The new American industrial strategy
With the emphasis on national security as the key driver of U.S. economic policy toward China, Yellen and Sullivan made the case for how the so-called new American industrial strategy will be targeted and justified. According to Yellen, government subsidies for industry are justified when addressing a specific market failure. Sullivan expanded on this, stating that American industrial strategy is needed where the private sector can’t on its own make the investments needed to secure U.S. national ambitions—a somewhat broader set of categories than correcting for a specific market failure. Sullivan went on to say that the key element of such a strategy is public investment that unlocks markets and crowds in private sector investment, and not picking winners or losers. Sullivan also emphasized the importance of working with international partners to build capacity.
The success of the Biden administration in building support domestically and globally for the new American industrial strategy will be key when it comes to what will undoubtedly be long-term strategic competition with China.
The success of the Biden administration in building support domestically and globally for the new American industrial strategy will be key when it comes to what will undoubtedly be long-term strategic competition with China. The Chinese government is not going to reform and become a fair competitor to the U.S. along the lines outlined by Yellen. So, how should the U.S. respond when the world’s second largest economy is engaged in behavior that is costly in both economic and security terms?

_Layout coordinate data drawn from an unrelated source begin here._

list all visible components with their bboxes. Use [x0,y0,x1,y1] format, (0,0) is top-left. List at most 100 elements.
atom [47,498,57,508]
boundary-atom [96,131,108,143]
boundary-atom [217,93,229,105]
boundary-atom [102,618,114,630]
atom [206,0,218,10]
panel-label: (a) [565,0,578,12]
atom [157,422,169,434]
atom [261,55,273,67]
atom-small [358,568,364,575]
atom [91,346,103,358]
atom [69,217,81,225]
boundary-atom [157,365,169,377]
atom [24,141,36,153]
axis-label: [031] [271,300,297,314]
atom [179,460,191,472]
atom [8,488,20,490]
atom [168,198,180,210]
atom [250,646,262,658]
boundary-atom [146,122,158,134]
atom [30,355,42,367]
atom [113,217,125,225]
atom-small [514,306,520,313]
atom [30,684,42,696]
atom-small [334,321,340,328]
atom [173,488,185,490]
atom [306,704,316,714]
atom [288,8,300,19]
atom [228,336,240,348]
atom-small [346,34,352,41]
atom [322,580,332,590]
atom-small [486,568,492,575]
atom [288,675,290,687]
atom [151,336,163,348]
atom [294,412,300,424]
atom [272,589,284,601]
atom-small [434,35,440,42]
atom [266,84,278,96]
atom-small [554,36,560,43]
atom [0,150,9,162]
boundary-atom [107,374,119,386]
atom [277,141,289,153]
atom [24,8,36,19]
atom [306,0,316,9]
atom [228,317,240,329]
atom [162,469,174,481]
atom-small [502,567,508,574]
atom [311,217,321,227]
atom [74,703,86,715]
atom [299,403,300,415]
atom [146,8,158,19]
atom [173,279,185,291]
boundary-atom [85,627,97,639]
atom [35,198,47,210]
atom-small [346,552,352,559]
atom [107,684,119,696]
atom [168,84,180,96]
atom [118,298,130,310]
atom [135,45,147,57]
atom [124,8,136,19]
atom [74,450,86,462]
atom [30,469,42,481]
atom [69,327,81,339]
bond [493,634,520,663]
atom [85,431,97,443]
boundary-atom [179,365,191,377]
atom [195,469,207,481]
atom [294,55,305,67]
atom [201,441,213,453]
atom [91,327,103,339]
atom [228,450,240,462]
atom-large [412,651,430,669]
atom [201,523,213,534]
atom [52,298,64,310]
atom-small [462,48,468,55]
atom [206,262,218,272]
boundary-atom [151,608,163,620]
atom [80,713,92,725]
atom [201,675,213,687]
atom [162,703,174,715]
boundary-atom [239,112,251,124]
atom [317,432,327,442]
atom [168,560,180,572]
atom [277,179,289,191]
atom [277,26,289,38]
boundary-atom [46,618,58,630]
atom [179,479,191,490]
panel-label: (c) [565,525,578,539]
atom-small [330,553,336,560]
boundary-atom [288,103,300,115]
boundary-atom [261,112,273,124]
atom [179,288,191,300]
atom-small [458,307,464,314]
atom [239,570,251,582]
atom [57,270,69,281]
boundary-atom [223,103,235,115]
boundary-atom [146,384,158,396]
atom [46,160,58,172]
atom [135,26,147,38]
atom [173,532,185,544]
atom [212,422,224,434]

Meeting this challenge will require adjusting economic policies to account for the national security implications as well as sustained cooperation between the U.S. and its allies on a range of economic policy issues. The speeches by Yellen and Sullivan lay the foundation for this type of cooperation. That said, much remains to be done rhetorically as well as in practice to ensure that the way the U.S. competes with China, including the new American industrial strategy, remains bounded and focused on core national security priorities. As important will be finding ways to minimize the economic costs for allies and partners and finding ways to channel and cooperate with other governments so that these U.S. government policies expand opportunities globally. Success here will show that U.S. economic policies, which are driven by national security, need not be zero sum, and will clearly contrast with China’s increasingly protectionist measures and expansive control over its economy.